For example, lets say your website was hosted on a server in Atlanta GA. Then, whenever your customer requested your website that did not use a CDN, the request would always come to your server in Atlanta. Local customers may have a decent experience because they are local, but requests from customers on the west coast would have to travel the span of the US. Even worse for global customers.
With a CDN, the CDN provider will have servers in many places around the world. They may have a few servers on the west coast, some in the midwest, some in the east coast, and some in Europe, Asia, Africa, and Australia for example. When your users request your website that uses a CDN, their request only has to go to that local server, thus making the experience a lot faster.
A faster performing website is one of the signals search engines such as Google use to rank your website. A CDN will help your images load faster, and your overall website responses will be generally quicker.
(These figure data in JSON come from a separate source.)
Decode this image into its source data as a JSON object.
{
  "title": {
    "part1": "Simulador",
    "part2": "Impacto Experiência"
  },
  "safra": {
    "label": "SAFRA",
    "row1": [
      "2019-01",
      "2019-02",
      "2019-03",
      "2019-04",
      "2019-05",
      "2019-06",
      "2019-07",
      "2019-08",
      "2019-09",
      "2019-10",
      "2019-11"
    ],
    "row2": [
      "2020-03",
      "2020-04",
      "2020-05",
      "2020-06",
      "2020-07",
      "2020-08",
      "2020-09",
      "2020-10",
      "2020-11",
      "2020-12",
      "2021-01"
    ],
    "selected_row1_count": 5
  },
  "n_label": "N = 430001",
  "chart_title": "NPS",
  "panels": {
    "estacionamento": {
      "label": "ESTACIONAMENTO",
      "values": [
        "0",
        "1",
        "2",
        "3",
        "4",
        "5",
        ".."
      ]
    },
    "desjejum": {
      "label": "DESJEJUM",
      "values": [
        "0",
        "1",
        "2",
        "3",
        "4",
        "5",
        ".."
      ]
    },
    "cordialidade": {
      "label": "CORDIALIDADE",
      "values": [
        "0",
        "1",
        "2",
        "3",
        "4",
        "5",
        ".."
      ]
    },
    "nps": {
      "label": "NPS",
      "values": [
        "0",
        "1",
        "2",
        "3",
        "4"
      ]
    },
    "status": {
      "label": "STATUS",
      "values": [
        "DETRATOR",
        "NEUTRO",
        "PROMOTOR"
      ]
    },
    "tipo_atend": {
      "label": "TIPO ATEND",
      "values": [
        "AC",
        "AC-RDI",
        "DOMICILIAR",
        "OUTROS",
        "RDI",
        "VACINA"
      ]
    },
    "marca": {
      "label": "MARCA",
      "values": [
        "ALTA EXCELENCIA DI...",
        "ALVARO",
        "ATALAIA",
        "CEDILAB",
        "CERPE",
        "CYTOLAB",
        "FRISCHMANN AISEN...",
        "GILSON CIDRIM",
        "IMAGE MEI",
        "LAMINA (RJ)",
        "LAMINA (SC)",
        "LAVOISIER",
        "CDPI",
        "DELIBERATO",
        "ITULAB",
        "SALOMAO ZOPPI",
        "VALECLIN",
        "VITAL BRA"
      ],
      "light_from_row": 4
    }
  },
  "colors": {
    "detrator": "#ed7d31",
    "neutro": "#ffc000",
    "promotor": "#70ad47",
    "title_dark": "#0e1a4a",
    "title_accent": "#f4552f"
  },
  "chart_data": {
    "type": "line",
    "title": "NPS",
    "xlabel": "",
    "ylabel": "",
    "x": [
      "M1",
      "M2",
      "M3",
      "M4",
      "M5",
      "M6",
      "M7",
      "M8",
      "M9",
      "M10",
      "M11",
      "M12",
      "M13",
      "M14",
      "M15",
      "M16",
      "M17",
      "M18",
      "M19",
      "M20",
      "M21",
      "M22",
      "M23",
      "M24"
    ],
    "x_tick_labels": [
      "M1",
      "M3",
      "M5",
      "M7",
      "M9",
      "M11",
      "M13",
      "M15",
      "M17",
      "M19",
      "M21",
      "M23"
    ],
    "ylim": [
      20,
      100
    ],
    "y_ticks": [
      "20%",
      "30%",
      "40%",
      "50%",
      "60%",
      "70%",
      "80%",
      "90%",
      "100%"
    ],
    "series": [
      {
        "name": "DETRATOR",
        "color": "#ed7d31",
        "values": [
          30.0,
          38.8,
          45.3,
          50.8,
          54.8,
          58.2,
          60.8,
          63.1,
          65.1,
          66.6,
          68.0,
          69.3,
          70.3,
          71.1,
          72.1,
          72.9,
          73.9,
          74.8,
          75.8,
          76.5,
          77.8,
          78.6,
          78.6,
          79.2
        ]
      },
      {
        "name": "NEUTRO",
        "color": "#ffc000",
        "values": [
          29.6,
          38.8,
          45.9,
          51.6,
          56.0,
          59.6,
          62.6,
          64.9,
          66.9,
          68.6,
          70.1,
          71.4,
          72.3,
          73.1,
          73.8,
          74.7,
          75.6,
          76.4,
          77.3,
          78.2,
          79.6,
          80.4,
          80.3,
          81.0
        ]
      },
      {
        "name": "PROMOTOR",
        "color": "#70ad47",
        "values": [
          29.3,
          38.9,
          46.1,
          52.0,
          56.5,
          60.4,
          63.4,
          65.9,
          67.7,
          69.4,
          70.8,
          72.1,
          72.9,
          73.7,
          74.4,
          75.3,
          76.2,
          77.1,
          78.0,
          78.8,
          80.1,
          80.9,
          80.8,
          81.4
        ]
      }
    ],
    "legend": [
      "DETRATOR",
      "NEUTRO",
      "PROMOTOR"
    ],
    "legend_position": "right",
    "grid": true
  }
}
If you are serving requests for a large number of customers (hopefully your website just went viral), then a CDN will also help cushion the amount of work your web server has to do, thus maintaining fast website performance.
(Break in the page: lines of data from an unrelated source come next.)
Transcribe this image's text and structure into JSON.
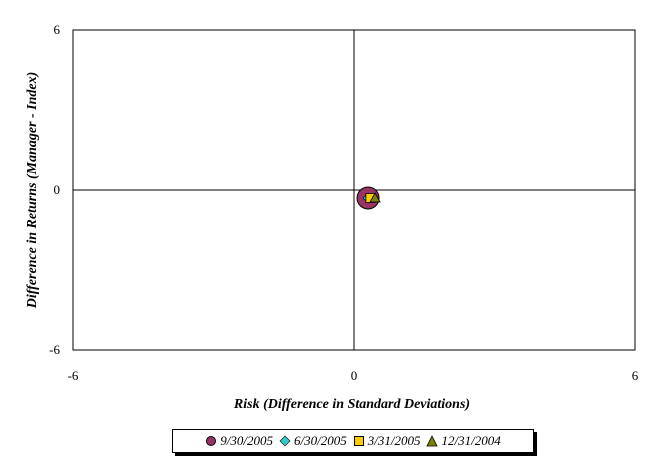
{
  "chart_data": {
    "type": "scatter",
    "xlabel": "Risk (Difference in Standard Deviations)",
    "ylabel": "Difference in Returns (Manager - Index)",
    "xlim": [
      -6,
      6
    ],
    "ylim": [
      -6,
      6
    ],
    "xticks": [
      "-6",
      "0",
      "6"
    ],
    "yticks": [
      "6",
      "0",
      "-6"
    ],
    "grid": false,
    "legend_position": "bottom",
    "series": [
      {
        "name": "9/30/2005",
        "marker": "circle",
        "color": "#993366",
        "x": 0.3,
        "y": -0.3
      },
      {
        "name": "6/30/2005",
        "marker": "diamond",
        "color": "#33cccc",
        "x": 0.3,
        "y": -0.3
      },
      {
        "name": "3/31/2005",
        "marker": "square",
        "color": "#ffcc00",
        "x": 0.35,
        "y": -0.3
      },
      {
        "name": "12/31/2004",
        "marker": "triangle",
        "color": "#808000",
        "x": 0.45,
        "y": -0.3
      }
    ]
  }
}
Users have very low tolerance for slow loading websites. If you page does not load within 2 seconds, most users will leave your website and go to a competitor. This is the number one factor your customers use to judge your website. First impressions matter! Thus, you want to have fast loading pages, optimized images, and definitely no Flash.
A 1 second delay in loading will cause 7% of users to bail.
A CDN will help with this experience by caching your content on a server nearer to the user. Some CDN’s will even optimize your images for you.
A better user experience will result in customers wanting to stay on your website longer. This means you have more chances to sell your customer on your product or service, and for you customer to ultimately sign up with what you are selling.
Because the CDN servers are handling the bulk of requests coming to your website, you get some protection from a DDOS (Distributed Denial of Service). A DDOS can happen in two ways. The first is malicious, where a bad actor uses a network of computers (bots) to make thousands/millions of requests to your website with the intention of bringing your site down and impacting real customers. The second way a DDOS can happen is if your website or one of your pages went viral and millions of legitimate customers try to access your website. Ever been on SharkTank?
A CDN will generally absorb a lot of this traffic, thus allowing you to serve more customers, and making it harder for an influx of users to bring down your site.
There are many CDN providers out there such as Akamai, Amazon CloudFront, CloudFlare, Verizon Edgecast, Fastly, MaxCDN, and the list can go on. We are big fans of CloudFlare if you are starting out due to their free plans and free SSL certificate options.